Publish PostgreSQL Data Changes as Kafka Events using Debezium Connector

Debezium Connector is used to capture row-level changes and publish them as Events to your Kafka Cluster without the need to write custom code.

If you have a requirement for (change data capture) in an Event-Driven Architecture, then consider Debezium.

Debezium support JSON or you can use a custom converter, for Avro Serialization.

The Debezium PostgreSQL connector captures row-level changes in the schemas of a PostgreSQL database. For information about the PostgreSQL versions that are compatible with the connector, see the Debezium release overview.

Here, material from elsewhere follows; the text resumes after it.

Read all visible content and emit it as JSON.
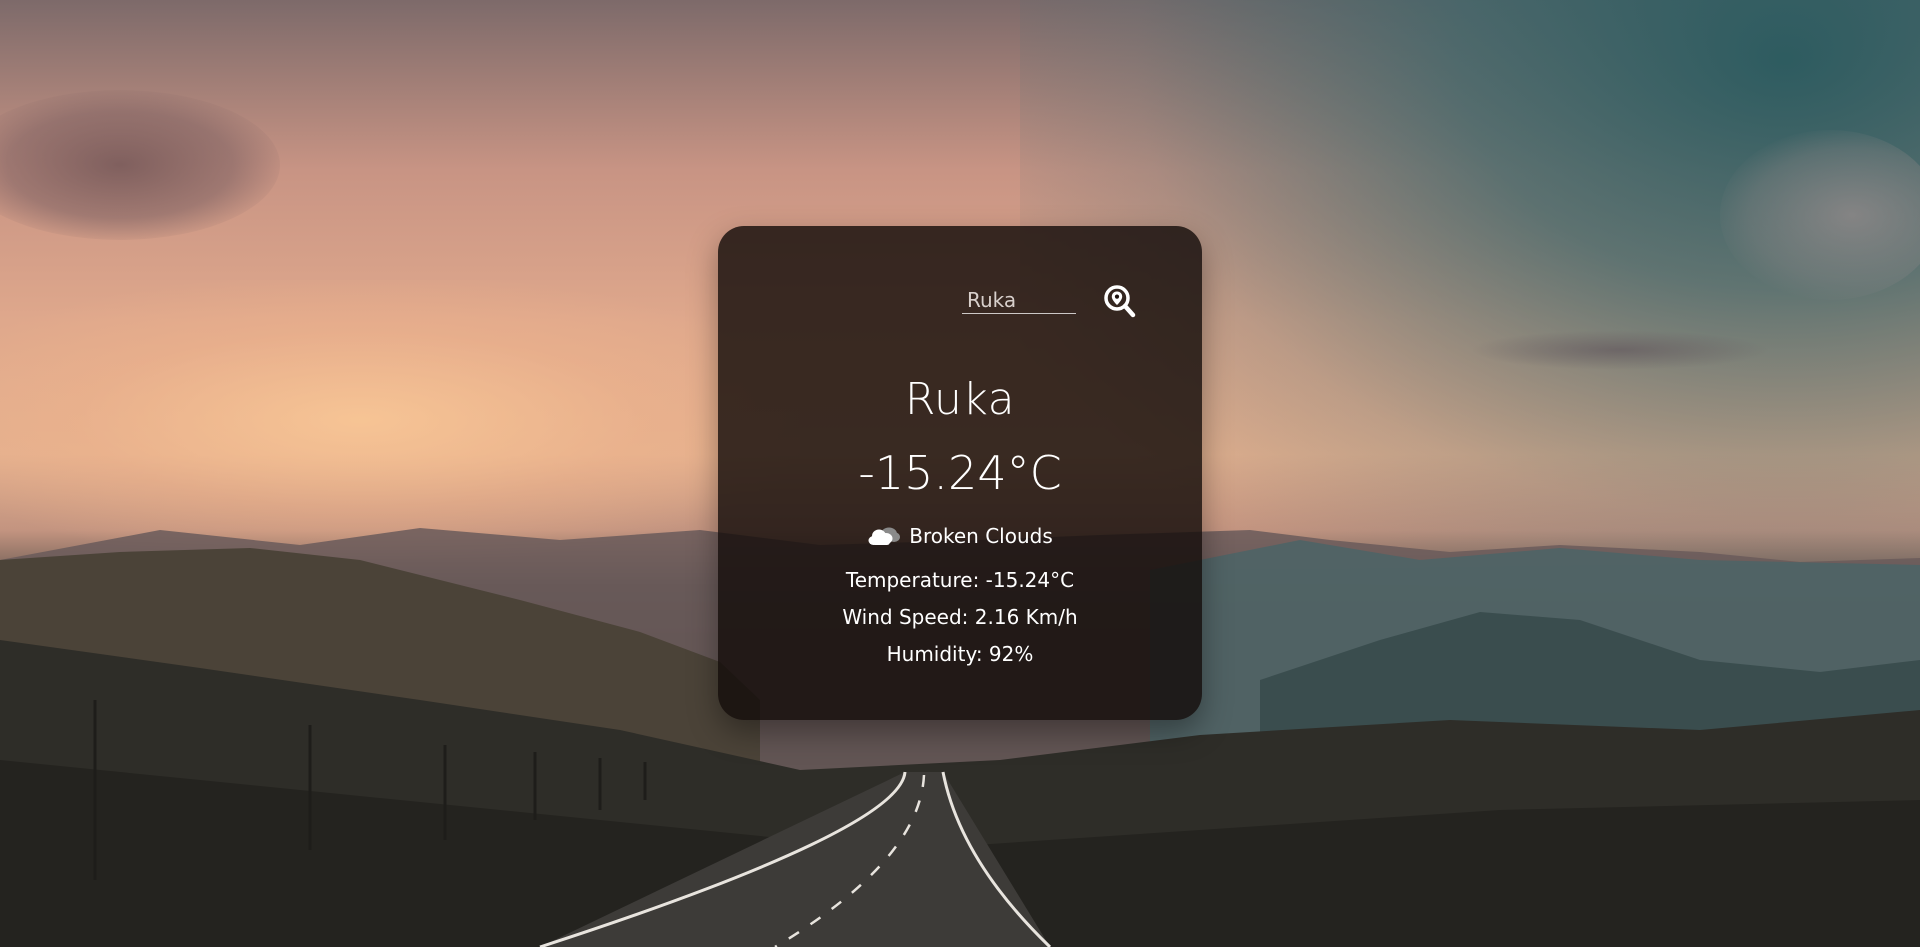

The first time it connects to a PostgreSQL server or cluster, the connector takes a consistent snapshot of all schemas. After that snapshot is complete, the connector continuously captures row-level changes that insert, update, and delete database content and that were committed to a PostgreSQL database. The connector generates data change event records and streams them to Kafka topics. For each table, the default behavior is that the connector streams all generated events to a separate Kafka topic for that table. Applications and services consume data change event records from that topic.

https://debezium.io/documentation/reference/stable/connectors/postgresql.html

The Architecture of Debezium is described here.


We will use Docker to setup all the required components locally for this but in a real environment, you could do deploy on a Kubernetes/OpenShift or if you want to run it Embedded within your application but it will not have the level of fault tolerance/reliability as running combined with a Kafka Cluster.

Setup:

Docker Containers:

Create a docker-compose.yml file with the below contents:

version: "3"

services:
  zookeeper:
    container_name: zookeeper
    image: docker.io/bitnami/zookeeper:3.8
    ports:
      - "2181:2181"
    volumes:
      - "zookeeper_data:/bitnami"
    environment:
      - ALLOW_ANONYMOUS_LOGIN=yes
  kafka:
    container_name: kafka
    image: docker.io/bitnami/kafka:3.3
    ports:
      - "9092:9092"
      - "9094:9094"
    volumes:
      - "kafka_data:/bitnami"
    environment:
      - KAFKA_CFG_ZOOKEEPER_CONNECT=zookeeper:2181
      - ALLOW_PLAINTEXT_LISTENER=yes
      - KAFKA_LISTENERS=INTERNAL://0.0.0.0:9092,OUTSIDE://0.0.0.0:9094
      - KAFKA_ADVERTISED_LISTENERS=INTERNAL://kafka:9092,OUTSIDE://localhost:9094
      - KAFKA_LISTENER_SECURITY_PROTOCOL_MAP=INTERNAL:PLAINTEXT,OUTSIDE:PLAINTEXT
      - KAFKA_INTER_BROKER_LISTENER_NAME=INTERNAL      
    depends_on:
      - zookeeper
  connect:
    container_name: connect
    image: quay.io/debezium/connect:2.1
    ports:
      - 8083:8083
    environment:
      - BOOTSTRAP_SERVERS=kafka:9092
      - GROUP_ID=1
      - CONFIG_STORAGE_TOPIC=my_connect_configs
      - OFFSET_STORAGE_TOPIC=my_connect_offsets
      - STATUS_STORAGE_TOPIC=my_connect_statuses
    depends_on:
      - kafka
  postgres:
    container_name: postgres
    image: postgres
    ports:
      - 5432:5432
    environment:
      - POSTGRES_USER=postgres
      - POSTGRES_PASSWORD=postgres
    command:
      - "postgres"
      - "-c"
      - "wal_level=logical"      
    
volumes:
  zookeeper_data:
    driver: local
  kafka_data:
    driver: local


run docker-compose up -d

Docker will create a default network. The network name will be the directory you ran docker-compose from. The common network will allow all 3 containers to communicate with each other.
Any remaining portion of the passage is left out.